Codziennie rano Jenny wychodzi pobiegać z Molly, jednak przed tym nakrywa nam do stołu. My natomiast wybieramy co zjemy na śniadanie spośród płatków z mlekiem, tostów z czekoladą, dżemem lub masłem. W weekendy przygotowuje nam natomiast tradycyjne angielskie śniadanie, złożone z pieczonej kiełbaski, bekonu, smażonej fasoli i jajka sadzonego. Do posiłków dostajemy skoncentrowany sok pomarańczowy lub z czarnej porzeczki, który obowiązkowo należy rozcieńczyć z wodą w proporcjach 1:9. Nieświadomi tego faktu i przekonani że jest to zwykły sok, każdy z nas wypił po szklance nadzwyczajnie słodkiego syropu.

Po śniadaniu każdy z nas zabiera z lodówki przygotowany przez Jenny poprzedniego dnia lunch w lunch box’ie. Zazwyczaj jest to paczka chipsów, owoc, kanapki oraz bidon z sokiem.

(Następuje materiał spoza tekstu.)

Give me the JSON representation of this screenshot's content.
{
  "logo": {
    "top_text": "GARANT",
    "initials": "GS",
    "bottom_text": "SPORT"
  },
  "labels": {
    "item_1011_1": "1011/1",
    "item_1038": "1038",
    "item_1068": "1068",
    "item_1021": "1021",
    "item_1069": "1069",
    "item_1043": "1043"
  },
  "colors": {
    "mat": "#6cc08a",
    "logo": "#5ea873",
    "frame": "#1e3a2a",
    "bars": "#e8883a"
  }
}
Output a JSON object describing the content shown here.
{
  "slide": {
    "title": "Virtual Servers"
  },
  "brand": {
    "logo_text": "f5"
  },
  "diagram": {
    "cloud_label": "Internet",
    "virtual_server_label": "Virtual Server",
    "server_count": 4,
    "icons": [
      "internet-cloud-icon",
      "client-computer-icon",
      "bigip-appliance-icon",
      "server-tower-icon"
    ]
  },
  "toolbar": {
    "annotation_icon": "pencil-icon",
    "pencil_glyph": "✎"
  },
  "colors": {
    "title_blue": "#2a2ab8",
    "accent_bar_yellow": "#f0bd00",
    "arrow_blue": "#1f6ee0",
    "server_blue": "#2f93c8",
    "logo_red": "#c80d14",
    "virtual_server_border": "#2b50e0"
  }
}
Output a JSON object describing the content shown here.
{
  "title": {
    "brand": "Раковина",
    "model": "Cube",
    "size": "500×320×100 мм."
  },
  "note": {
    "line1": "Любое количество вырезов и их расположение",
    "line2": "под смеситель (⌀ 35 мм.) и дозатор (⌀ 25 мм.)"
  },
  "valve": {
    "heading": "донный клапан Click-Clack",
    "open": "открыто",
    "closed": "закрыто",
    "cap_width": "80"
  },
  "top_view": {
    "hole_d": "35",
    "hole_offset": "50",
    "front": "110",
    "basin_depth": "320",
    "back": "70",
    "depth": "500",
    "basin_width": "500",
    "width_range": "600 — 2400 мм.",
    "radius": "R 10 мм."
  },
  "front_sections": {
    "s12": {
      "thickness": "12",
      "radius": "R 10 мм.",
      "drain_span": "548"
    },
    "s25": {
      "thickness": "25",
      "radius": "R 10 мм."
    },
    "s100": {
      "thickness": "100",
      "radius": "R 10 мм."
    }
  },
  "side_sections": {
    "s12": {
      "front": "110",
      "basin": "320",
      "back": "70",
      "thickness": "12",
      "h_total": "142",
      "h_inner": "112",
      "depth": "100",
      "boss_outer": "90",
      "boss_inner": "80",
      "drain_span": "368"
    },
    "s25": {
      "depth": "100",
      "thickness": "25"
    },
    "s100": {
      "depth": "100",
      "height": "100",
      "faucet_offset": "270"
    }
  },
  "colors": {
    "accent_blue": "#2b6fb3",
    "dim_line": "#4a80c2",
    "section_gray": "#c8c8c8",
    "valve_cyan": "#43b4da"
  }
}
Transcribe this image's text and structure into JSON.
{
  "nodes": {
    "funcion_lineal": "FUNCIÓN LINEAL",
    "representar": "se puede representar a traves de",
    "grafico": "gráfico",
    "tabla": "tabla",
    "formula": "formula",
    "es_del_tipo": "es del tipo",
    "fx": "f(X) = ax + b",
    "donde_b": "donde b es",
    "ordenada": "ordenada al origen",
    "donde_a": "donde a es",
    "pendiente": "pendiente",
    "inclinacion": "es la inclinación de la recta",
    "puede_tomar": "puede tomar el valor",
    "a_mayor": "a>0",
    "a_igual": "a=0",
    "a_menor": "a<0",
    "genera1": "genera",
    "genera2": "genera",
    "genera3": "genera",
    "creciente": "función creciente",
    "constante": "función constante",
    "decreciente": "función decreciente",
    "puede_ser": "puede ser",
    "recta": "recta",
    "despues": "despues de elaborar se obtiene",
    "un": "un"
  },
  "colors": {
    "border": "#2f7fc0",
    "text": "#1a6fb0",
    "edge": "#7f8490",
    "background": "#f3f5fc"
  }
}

Kiedy wracamy z pracy Jenny raczy nas obiadem, który zawsze przygotowuje samodzielnie i który zawsze jest przepyszny. Po każdym obiedzie dostajemy jakiś smakowity deser, np. lody lub budyń.

Jeśli w międzyczasie jesteśmy głodni, kuchnia jest dla nas przez cały czas „otwarta”.

 

Atmosfera w domu jest bardzo rodzinna i przyjazna. Jenny często zagaduje co się u nas działo i jak minął nam dzień. Peter natomiast kiedy wróci z pracy zawsze wymieni z nami parę zdań zanim pójdzie na spacer z Molly. Po powrocie zwykle idzie odpocząć. Czujemy się tutaj jak u siebie, a nasi gospodarze zawsze witają nas z uśmiechem.

Praca

Moja praktyka odbywa się w warsztacie Apex MOT Car Garage. Firma specjalizuje się w naprawie silników oraz w diagnostyce komputerowej samochodów. Dojazd do pracy zajmuje nam około 50 minut. Najpierw dojeżdżamy autobusem spod domu do centrum Preston, a następnie pieszo idziemy do garażu. Pracownicy byli dla nas mili i pozytywnie nastawieni, z chęcią odpowiadali na wszystkie pytania oraz służyli pomocą kiedy czegoś nie potrafiliśmy zrobić. W pracy zajmowaliśmy się wieloma czynnościami, głównie pomagaliśmy pracownikom w prostych zadaniach, jak np. podniesienie samochodu czy wymiana koła. Dostawaliśmy również bardziej skomplikowane prace, jak np. rozebranie silnika lub diagnostyka komputerowa. W warsztacie panowała przyjemna atmosfera, w tle często leciała muzyka, pracownicy chodzili uśmiechnięci, a ich chęć do rozmów i pomocy pozwalała naprawdę poczuć się częścią zespołu.